Seven years ago i was very excited to start my higher level education but i had no idea that one week into the school term I’d be paying my gynecologist a visit over a chronic illness i didn’t know existed.
Endometriosis is a chronic condition where tissue that behaves like the lining of the uterus is found in other parts of the body such as the ovaries, Fallopian tubes, bladder, bowel and others. For further and easier information to comprehend this, please visit https://www.medtronic.com/covidien/en-za/patient-information/explore-endometriosis.html
On my visit to the doctor, very odd tests were done and i was asked if I’d aborted before because what they were seeing was unusual. During the review he opened what i call a doctor’s dictionary and introduced me to this new word Endometriosis. I honestly wasn’t paying attention until he mentioned it has no cure and the only hope to improving the situation was giving birth. I got scared and thought at that age I’d have to get pregnant for this to go away. I remember how scared my mum was when she broke the news to my dad. My adolescent mind was racing on about how i was going to be a young mom and stuff while my mum was making phone calls to priests and other religious people she knew to start praying for me. (As would any African Mother)

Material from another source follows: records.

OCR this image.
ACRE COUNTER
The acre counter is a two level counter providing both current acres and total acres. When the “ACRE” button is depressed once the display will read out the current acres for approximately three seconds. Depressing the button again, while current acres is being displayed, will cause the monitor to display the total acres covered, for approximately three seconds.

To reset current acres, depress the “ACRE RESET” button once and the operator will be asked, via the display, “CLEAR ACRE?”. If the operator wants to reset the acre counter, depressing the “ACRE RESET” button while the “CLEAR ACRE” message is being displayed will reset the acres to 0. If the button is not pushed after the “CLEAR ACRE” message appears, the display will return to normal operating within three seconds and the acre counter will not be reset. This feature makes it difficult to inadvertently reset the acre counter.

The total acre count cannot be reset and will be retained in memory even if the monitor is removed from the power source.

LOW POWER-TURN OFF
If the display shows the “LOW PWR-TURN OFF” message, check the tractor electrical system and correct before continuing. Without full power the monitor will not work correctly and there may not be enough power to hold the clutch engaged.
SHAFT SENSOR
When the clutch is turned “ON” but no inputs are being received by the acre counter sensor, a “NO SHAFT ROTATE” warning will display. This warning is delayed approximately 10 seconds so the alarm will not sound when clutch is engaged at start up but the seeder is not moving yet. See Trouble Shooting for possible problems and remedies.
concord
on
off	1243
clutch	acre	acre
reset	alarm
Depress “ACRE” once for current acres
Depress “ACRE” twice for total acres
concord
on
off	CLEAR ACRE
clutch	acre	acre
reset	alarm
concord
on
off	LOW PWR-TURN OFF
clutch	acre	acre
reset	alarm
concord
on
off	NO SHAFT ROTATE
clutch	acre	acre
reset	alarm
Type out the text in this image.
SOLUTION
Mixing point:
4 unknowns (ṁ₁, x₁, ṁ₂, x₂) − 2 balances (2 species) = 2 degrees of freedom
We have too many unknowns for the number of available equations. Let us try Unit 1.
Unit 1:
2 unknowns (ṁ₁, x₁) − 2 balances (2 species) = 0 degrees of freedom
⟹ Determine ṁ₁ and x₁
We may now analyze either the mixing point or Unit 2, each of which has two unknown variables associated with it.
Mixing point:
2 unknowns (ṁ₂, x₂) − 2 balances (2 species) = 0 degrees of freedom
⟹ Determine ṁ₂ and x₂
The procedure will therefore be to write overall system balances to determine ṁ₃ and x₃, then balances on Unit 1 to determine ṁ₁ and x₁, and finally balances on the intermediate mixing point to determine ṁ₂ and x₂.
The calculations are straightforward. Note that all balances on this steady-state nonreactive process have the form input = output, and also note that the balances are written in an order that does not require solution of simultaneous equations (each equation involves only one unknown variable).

There’s no cure not even in the first world countries so we are really even on this one. Anyway, there are particular pills ladies like me can take but that helps to reduce pain and balance a few hormones and that’s it. My doctor prescribed them and literally banned me from the hospital, no see me in two weeks time or visit in a month. He left me to battle it out with pharmacists asking why i need the medicine and other similar annoying questions.
During my short stay at home during the school term, we visited a doctor that specializes in herbal and organic medicine. That medicine is just as bitter as Aloe Vera or worse and i started treatment with special supervision from the school nurse. There was no skipping with that woman, she’d send over five different people to inform me that’d been summoned. I always referred to it as torture and a curse from God because why would He send me a chronic illness moreover one that was incurable.
Flash forward to the present day, i know now that the nurse just wanted me to be healthy and get better just as she’d promised my mother. The strict supervision during my treatment is why I’m not as badly off but that is a story for another day. Over the years i started doing more research about the illness and started looking for women, ladies or young girls like me. The pain i was feeling when it was that time of the month, before and after was excruciating. I thought to myself, there should be other females out there like me and i want to know how they deal with this awful pain.
Friend, if i tell you my pain is nothing compared to the stories i read as shared by different women you have to believe me. Some utilize most of their leave days from work to stay home because they can barely walk, one medically hit menopause at the age of fifteen, another quit her job because her colleagues complained about her working from home whenever it was that time of the month. Plus so many others you can check out this one https://www.healthline.com/health-news/personal-painful-ordeal-of-women-with-endometriosis-061815
The symptoms differ for every female and that’s why some get diagnosed a little later when the condition is ugly. Let me get back to why I’ve decided to write about this. This illness has so much control about pretty much everything in my life. My body physique for starters, i have a hormonal belly which is hard to shred, bad digestion process so i have to watch what i eat, anxiety and depression because i grow fat from stress and people will call me out on it as if i shove 10 butter cream cupcakes down my throat everyday. The hormonal imbalance has me loving someone today and hating them tomorrow and last but not least the intimacy situation. It’s such a load to carry but i handle it with patience and faith that it will get better.
During the lock down, i decided to study my body and assess my life from the past seven years and i realized my endometriosis situation has been controlling me the entire time. If I’d known that a while back I’d have handled life better but we make our choices and that’s not me saying i regret it. I’m proud to say my mental health is stable and I’m happy, extremly thankful to my unpaid therapists at least all our hours of talking have helped me realize what the root cause has been. I even know where I’m going with this blog journey and my life with this unfriendly illness of mine.
The story does not end here, we are going to go deeper into this chronic illness and i’ll share my experience because it feels like i’m reliving some parts. This is part one of my story and i hope you stick around. These stories need to be told and we need to be heard to find one another but most importantly to get help and offer it to those who don’t even know they need it.